Another newspaper clipping said that Marcos was awarded two Silver Star medals. This second Silver Star, according to Marcos of the Philippines by Hartzell Spence, was for “defending Bessang Pass” from Japanese forces in Ilocos Sur.
A document Ang Mga Maharlika: Its History in Brief – which Marcos provided the US military to prove the existence of his supposed guerrilla unit – also talked about the 3 medals.
What NHCP, historians say
The NHCP, in its study, concluded that the US officials “knew that Mr. Marcos had never received the DSC and the Silver Star,” citing a telegram sent days before Marcos’ state visit to the US in September 1982.
The commission also noted that the official websites of these 3 medals “do not list Maj. Marcos as a recipient of these awards.” The NHCP likewise reiterated the result of a US military investigation, where it did not recognize Marcos’ supposed guerrilla unit, Ang Mga Maharlika.
The research by historian and professor Ricardo Jose was also cited in NHCP’s study. Jose said that he was not able to find any reference to a claim in Marcos’ biographies that General Douglas MacArthur himself pinned the Distinguished Service Cross on the young major.
In his research, Gillego discovered that out of the 33 medals Marcos reportedly received, only two could be given during the war: the Philippine Gold Cross and the US Distinguished Service Cross. Nonetheless, these two citations were debunked by two of Marcos’ superiors themselves in the 14th Infrantry, whom Gillego was able to interview.

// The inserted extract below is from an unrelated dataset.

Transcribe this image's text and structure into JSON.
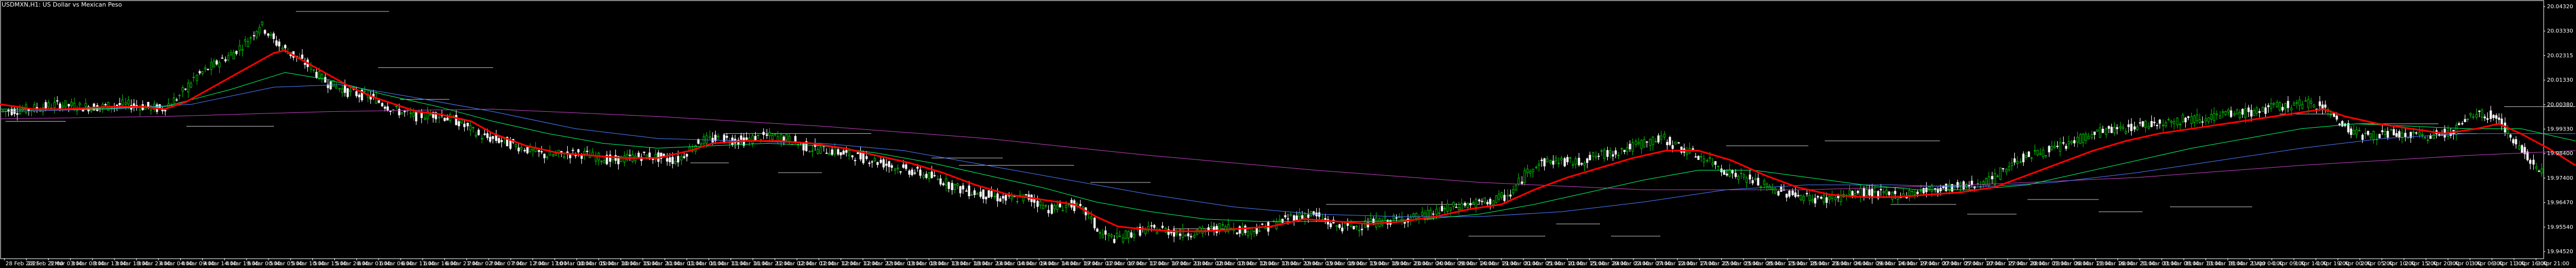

Two retired US war veterans refuted Gillego’s findings. But another investigation by then-Washington Post assistant foreign editor John Sharkey found no records from US military archives and World War II survivors to corroborate Marcos’ US war medal claims.
“An 18-month effort to verify Marcos’ claims to high American decorations raises serious doubts about whether he actually was awarded them,” Sharkey wrote.
There were also doubts raised about Marcos’ travails at Bessang Pass. An ABS-CBN reportquoted the son of Colonel Conrado Rigor Sr as saying that his father was the real hero of Bessang Pass, and that Marcos was not even there.